View information for the Department of Sociology and Gerontology , including Learning Objectives for the department and its programs.
Sociology is the scientific study of human social interaction and institutions. From its origin in nineteenth-century industrializing Europe, sociology developed as a methodologically rigorous, empirically based analysis of social structure.
The study of Sociology provides students with a rewarding academic experience as well as a variety of career possibilities. Recent graduates of the department have applied their training to enter prestigious graduate schools or to obtain entry-level management and administrative positions with such varied organizations as large and small businesses; criminal justice agencies; child welfare organizations; local welfare and mental health departments, the criminal courts, and social service agencies.

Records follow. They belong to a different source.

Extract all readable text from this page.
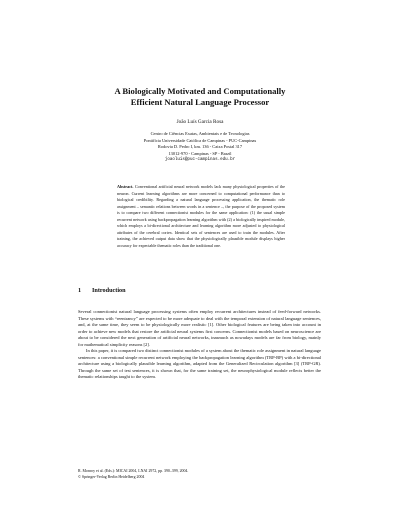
A Biologically Motivated and Computationally
Efficient Natural Language Processor
João Luís Garcia Rosa
Centro de Ciências Exatas, Ambientais e de Tecnologias
Pontifícia Universidade Católica de Campinas - PUC-Campinas
Rodovia D. Pedro I, km. 136 - Caixa Postal 317
13012-970 - Campinas - SP - Brazil
joaoluis@puc-campinas.edu.br
Abstract. Conventional artificial neural network models lack many physiological properties of the neuron. Current learning algorithms are more concerned to computational performance than to biological credibility. Regarding a natural language processing application, the thematic role assignment – semantic relations between words in a sentence –, the purpose of the proposed system is to compare two different connectionist modules for the same application: (1) the usual simple recurrent network using backpropagation learning algorithm with (2) a biologically inspired module, which employs a bi-directional architecture and learning algorithm more adjusted to physiological attributes of the cerebral cortex. Identical sets of sentences are used to train the modules. After training, the achieved output data show that the physiologically plausible module displays higher accuracy for expectable thematic roles than the traditional one.
1 Introduction

Several connectionist natural language processing systems often employ recurrent architectures instead of feed-forward networks. These systems with “reentrancy” are expected to be more adequate to deal with the temporal extension of natural language sentences, and, at the same time, they seem to be physiologically more realistic [1]. Other biological features are being taken into account in order to achieve new models that restore the artificial neural systems first concerns. Connectionist models based on neuroscience are about to be considered the next generation of artificial neural networks, inasmuch as nowadays models are far from biology, mainly for mathematical simplicity reasons [2].

In this paper, it is compared two distinct connectionist modules of a system about the thematic role assignment in natural language sentences: a conventional simple recurrent network employing the backpropagation learning algorithm (TRP-BP) with a bi-directional architecture using a biologically plausible learning algorithm, adapted from the Generalized Recirculation algorithm [3] (TRP-GR). Through the same set of test sentences, it is shown that, for the same training set, the neurophysiological module reflects better the thematic relationships taught to the system.

R. Monroy et al. (Eds.): MICAI 2004, LNAI 2972, pp. 390–399, 2004.
© Springer-Verlag Berlin Heidelberg 2004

The pivotal sociological concept, social structure, rests on the observation that something exists in society more than simply the sum of individuals. As humans interact, they create social structure - a real “thing,” not directly visible but nevertheless observable in its consequences. The concept of social structure denotes interaction networks, social organization, and power relationships. Social structure is essential to understanding human life inasmuch as it shapes humans’ options, actual choices and resultant biographies.
What often appear to, and are taken for granted by, the non-sociological eye simply as personal troubles are in fact the result of social structural tensions. From the sociological perspective, effecting change necessarily involves understanding social structure.
Sociology majors receive a strong grounding in traditional and contemporary social theory, methods of conducting social research, and techniques of analyzing social data. Students can select elective courses from areas including social institutions such as the family, religion, and medicine, and social processes such as social change, social deviance, personality and society, and drug use.